日本の過疎地域の多くが中山間地であり、日本の国土の3分の2が森林です。唐津市は、約52%は森林で、平均よりは少ないものの、2分の1が森林を占めています。

林業が衰退した背景には、貿易のグローバル化によって外国産材が安く仕入れられる時代が続いたことが、最大の要因です。また、輸送コストも、伐採直後の木材は水分を多く含み、丸太輸送では運搬重量の多くが水分や空隙となり、林業の収益性を圧迫していました。しかし、途上国の発展&成長と円安が進むなかで、外国産材が割高になってきました。そこで、林業の復興に目を向けた自治体とトビムシとが連携し、全国で、地方創生×林業が展開されています。

トビムシは、「地産地消」ではなく「地産地製」という考え方を提示しています。伐採地の近隣で製材・乾燥・加工まで行うことで、

・輸送効率の改善
・製品付加価値の向上
・地域雇用の創出
・森林整備の促進

を好循環させて実現できているということです。

■ 地域主体を重視した事業運営
トビムシの特徴は、地域で設立する事業会社に対し、同社が少数出資にとどまり、地域の第三セクターが出資をしている点にあります。経営の主導権を地域側に委ねることで、外部企業によるではなく、地域が主体的に経済活動を展開する仕組みを構築しています。この考え方は、地域独自のニーズに合わせて、柔軟に持続可能な地域経営を実現する上で重要な視点であると思います。

■ 全国各地での具体的成果
岡山県西粟倉村では、林業の加工・販売・バイオマス活用を一体化した産業モデルを構築し、原木取扱量の大幅増加を実現しています。また、愛知県岡崎市では公共建築物への地域材活用を推進するため、木材の乾燥・在庫化を支援する基金制度を整備し、地域材利用の拡大に成功しています。

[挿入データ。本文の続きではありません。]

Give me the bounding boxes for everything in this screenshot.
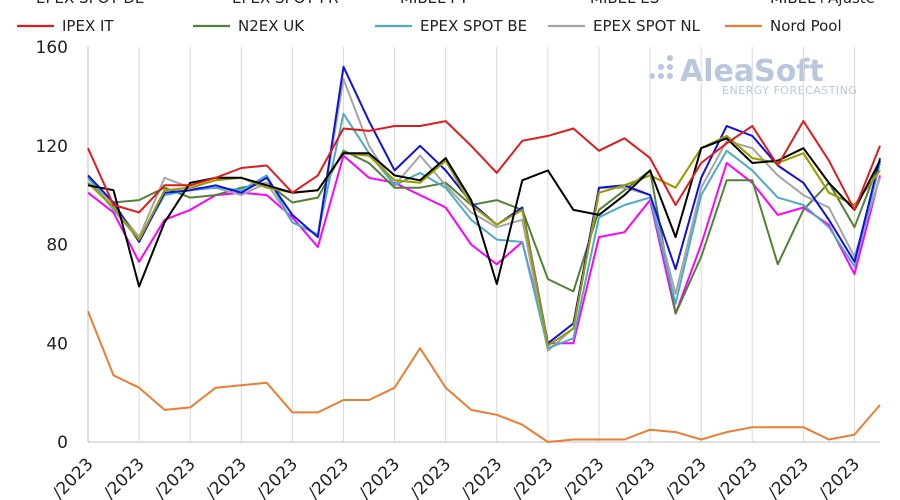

移住促進分野では、里山賃貸住宅を整備し、移住希望者が地域と関係性を構築する期間を設けることで、定住率向上に成果を上げています。さらに島根県海士町では、林業×観光×産業投資を組み合わせた取り組みにより、生産年齢人口の増加と地域所得向上という好循環を生み出しており、大変参考になると思いました。

■ 地方自治体が抱える構造的課題
意見交換では、地方自治体の実務的課題についても言及がありました。
多くの自治体では、下記が大きな課題となっています。

・政策調整の複雑化
・人材不足
・新規事業に取り組む余力不足

また、平成の市町村合併により誕生した広域自治体では、地域ごとの文化や経済圏の違いにより政策実行が難しくなる傾向があります。唐津市は広大な行政区域を有する自治体であり、この課題は決して他人事ではないと感じました。

■ 広域連携による課題解決モデル
現代の地域課題は、単独自治体では対応が難しい分野が増えています。市や県をまたいでエリアを広域的に確保することは、生産性を高めます。また林業は、政策的にも脱炭素、防災、産業振興、福祉など広がりがあります。

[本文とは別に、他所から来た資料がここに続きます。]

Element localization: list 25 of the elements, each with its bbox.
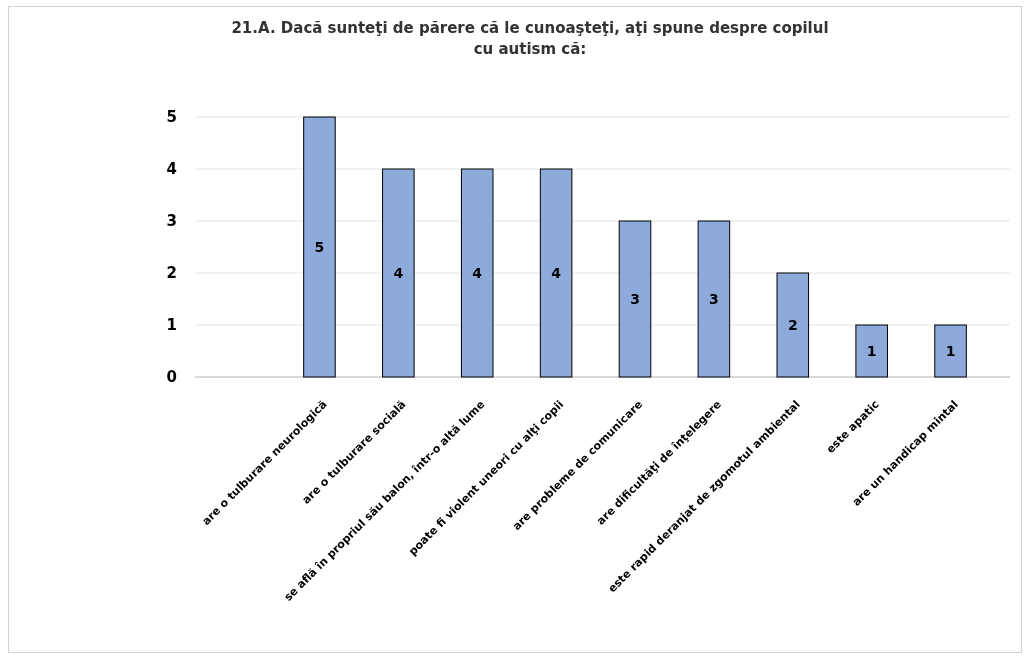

今回の講師をつとめて頂いた株式会社トビムシ代表の竹本氏は、こうした課題への対応策として、地域ごとに民間主体による広域公民連携プラットフォームの構築を提唱され実現してこられました。この仕組みは、課題ごとに柔軟に取り組む自治体連携を可能にし、実行部隊として地域課題解決を支援するものです。現在、複数の自治体において、事業が具体化し成果を出されています。

■ 唐津市における今後の可能性
50%以上が森林を占める唐津市は、その他、農業、水産業、歴史文化など、多様な地域資源を有しています。一方で、人口減少や地域間格差といった課題にも直面しています。

今回の研修を通じて、
・地域資源を産業化する視点
・民間と行政の役割分担
・広域連携による課題解決の重要性
を改めて認識しました。

唐津が育んできた豊かな地域資源を保全するだけではなく、利活用、そして産業にして経済を生み出す事ができれば、域内経済の循環や持続可能な地域社会の構築に繋がると思いました。今回の視察で得た知見を、市政への政策提言につなげてまいります。